15年前の味覚
私が10代の頃、LINDT(リンツ)というチョコレートブランドが地元に上陸した。
とあるファッションビルの特設会場に出店しており、物珍しさとトレンドを追う若者(もちろん私を含め)で溢れ返っていた。
今も昔も私はまあまあ食に貪欲である。制服姿で鯉のうま煮を買いに行ったり、学校帰りにサンマを買い、捌いて刺身とつみれ汁を家族に振る舞ったりと、食べるも作るも好きだし、珍味も臆せず口に運ぶ。フジツボやマンボウも食べたことがある。

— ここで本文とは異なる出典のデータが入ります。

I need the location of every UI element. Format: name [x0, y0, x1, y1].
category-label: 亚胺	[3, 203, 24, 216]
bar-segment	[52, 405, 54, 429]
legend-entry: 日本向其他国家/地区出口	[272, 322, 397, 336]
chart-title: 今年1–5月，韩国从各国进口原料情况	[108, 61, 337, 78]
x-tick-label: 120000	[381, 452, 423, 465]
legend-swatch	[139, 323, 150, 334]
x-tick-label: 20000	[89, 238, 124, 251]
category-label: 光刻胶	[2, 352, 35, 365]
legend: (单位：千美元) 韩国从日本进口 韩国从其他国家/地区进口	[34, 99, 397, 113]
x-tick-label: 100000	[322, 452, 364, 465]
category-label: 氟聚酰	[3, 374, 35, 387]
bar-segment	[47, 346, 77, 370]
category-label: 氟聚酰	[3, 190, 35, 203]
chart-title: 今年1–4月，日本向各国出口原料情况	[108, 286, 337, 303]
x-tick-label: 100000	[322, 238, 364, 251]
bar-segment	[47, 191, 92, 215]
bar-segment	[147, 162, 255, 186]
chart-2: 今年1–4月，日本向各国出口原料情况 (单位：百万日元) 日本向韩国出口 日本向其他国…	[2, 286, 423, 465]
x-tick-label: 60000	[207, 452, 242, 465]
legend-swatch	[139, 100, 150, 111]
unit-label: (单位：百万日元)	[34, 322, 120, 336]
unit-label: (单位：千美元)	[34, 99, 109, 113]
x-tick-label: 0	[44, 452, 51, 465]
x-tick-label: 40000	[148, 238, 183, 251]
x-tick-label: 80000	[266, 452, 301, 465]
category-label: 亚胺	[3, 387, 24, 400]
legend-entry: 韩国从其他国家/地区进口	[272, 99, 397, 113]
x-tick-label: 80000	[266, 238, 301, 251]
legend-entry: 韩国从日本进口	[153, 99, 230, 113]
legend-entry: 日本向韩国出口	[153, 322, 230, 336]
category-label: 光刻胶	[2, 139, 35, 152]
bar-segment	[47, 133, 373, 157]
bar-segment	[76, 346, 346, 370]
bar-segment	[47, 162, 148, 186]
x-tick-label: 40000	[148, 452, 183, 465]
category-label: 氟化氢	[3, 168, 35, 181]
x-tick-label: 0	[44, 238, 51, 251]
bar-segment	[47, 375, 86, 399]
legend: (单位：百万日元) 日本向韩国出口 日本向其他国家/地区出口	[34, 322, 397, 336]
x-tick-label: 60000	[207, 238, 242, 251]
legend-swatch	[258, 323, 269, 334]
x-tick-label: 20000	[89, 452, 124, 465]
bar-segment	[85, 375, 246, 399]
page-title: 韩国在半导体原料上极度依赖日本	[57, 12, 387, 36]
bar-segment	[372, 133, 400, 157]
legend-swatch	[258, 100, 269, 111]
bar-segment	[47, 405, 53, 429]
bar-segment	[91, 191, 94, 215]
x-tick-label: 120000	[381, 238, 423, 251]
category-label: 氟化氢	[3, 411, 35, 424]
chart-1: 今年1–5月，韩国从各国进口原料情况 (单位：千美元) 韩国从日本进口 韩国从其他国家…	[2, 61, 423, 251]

そんな私も当時はトレンディな若人で、異国のチョコレートと聞いて迷わず飛びついた。リーマンショックの只中でアルバイトも見つからず、なけなしの小遣いを握りしめて赴いたあの日、ご試食いかがですかと定番で一番人気というミルクガナッシュ入りのチョコレートを食べてみた。
私は踵を返した。
「明治の板チョコのほうが美味しい」
当時の私はそう結論付けたのだ。あのガナッシュのバター味は私が定義するミルクチョコレートから逸脱したものだった。こうして私のリンツ上陸騒動は静かに幕を閉じた。
その後、何度かリンツを頂いたことがあったのだが、そのたび食べても感想は変わらなかった。一人じゃ食べ切れないというていで後輩や同僚にあげてしまった。そのたびにとても感謝される。リンツに迎合されない味覚の私は、これからもあの「輝くたま」に羨望の眼差しを向け続けるのだった。